Preliminary list of features
This is the list of features we would like to see in the core
of BASE 2, as seen somewhat from a user's perspective. There will be a
separate document describing the more technical aspects of these
features, and yet another document detailing features that do not need
to go into the core.
- User system
- Item class
- Access levels: read, reference, use, alter, remove
The difference between 'reference' and 'use' is that
with the 'use' right the user may e.g. decrease the remaining quantity
of a biomaterial.
- Sharing of Items with multiple users/groups
A key is a set of users/groups with access levels.
An Item can be shared with an anonymous key, so that all one sees
is that it's shared with a specified set of users/groups, and
if this set is changed nothing happens to other Items.
Alternatively, it can be shared with a named key, e.g. "my friends",
consisting of a set of users/groups that can be changed. This way
one can share multiple items with collaborators and easily change
the collaborator list without having to alter actual groups.

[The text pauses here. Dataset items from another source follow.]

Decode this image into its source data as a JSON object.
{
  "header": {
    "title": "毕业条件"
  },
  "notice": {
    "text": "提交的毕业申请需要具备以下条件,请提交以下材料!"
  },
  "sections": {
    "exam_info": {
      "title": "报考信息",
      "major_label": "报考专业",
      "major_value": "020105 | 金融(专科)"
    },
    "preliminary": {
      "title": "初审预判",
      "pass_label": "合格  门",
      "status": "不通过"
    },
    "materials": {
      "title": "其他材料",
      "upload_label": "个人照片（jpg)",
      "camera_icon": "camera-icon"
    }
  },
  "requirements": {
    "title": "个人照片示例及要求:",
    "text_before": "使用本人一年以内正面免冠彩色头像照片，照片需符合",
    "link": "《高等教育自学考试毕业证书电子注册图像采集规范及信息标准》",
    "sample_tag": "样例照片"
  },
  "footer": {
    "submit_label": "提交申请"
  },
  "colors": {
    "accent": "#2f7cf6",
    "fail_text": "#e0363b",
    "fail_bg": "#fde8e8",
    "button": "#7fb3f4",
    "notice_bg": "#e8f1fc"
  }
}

- Recursive sharing/unsharing of items
- Almost everything is an Item
- All modifications are logged to the database
- Annotation system
- Almost all Items can be annotated
- An Item may have one Annotation of each applicable AnnotationType.
- Each AnnotationType has a value type.
- Value types: Ontologies (GO, MGED, etc), numbers, text, sets, files, ...
- An AnnotationType is defined on one Item class
For instance: 'Sample age' is not the same thing
as 'Extract age'.
- Annotations on items are inherited between classes
E.g.: An extract has sample annotations, because it's
created from a sample. These annotations are not merely copied on
extract creation, but instead follow the sample's annotations at all
- On pooling of Items, consensus Annotations are created
When several Items (such as extracts or wells) pooled
into one, their annotations need to be combined in a meaningful way.
Ideally, a consensus annotation would be created in a type-dependent
way. A complication is that this should be done dynamically, so that
downstream annotations are kept current. This is a technical problem
which needs to be solved.
- Channels need to be considered
For Hybridizations and downstream Items, the
biomaterial annotations are associated with a channel. Also see the
dye-swap issues below (in the raw data section).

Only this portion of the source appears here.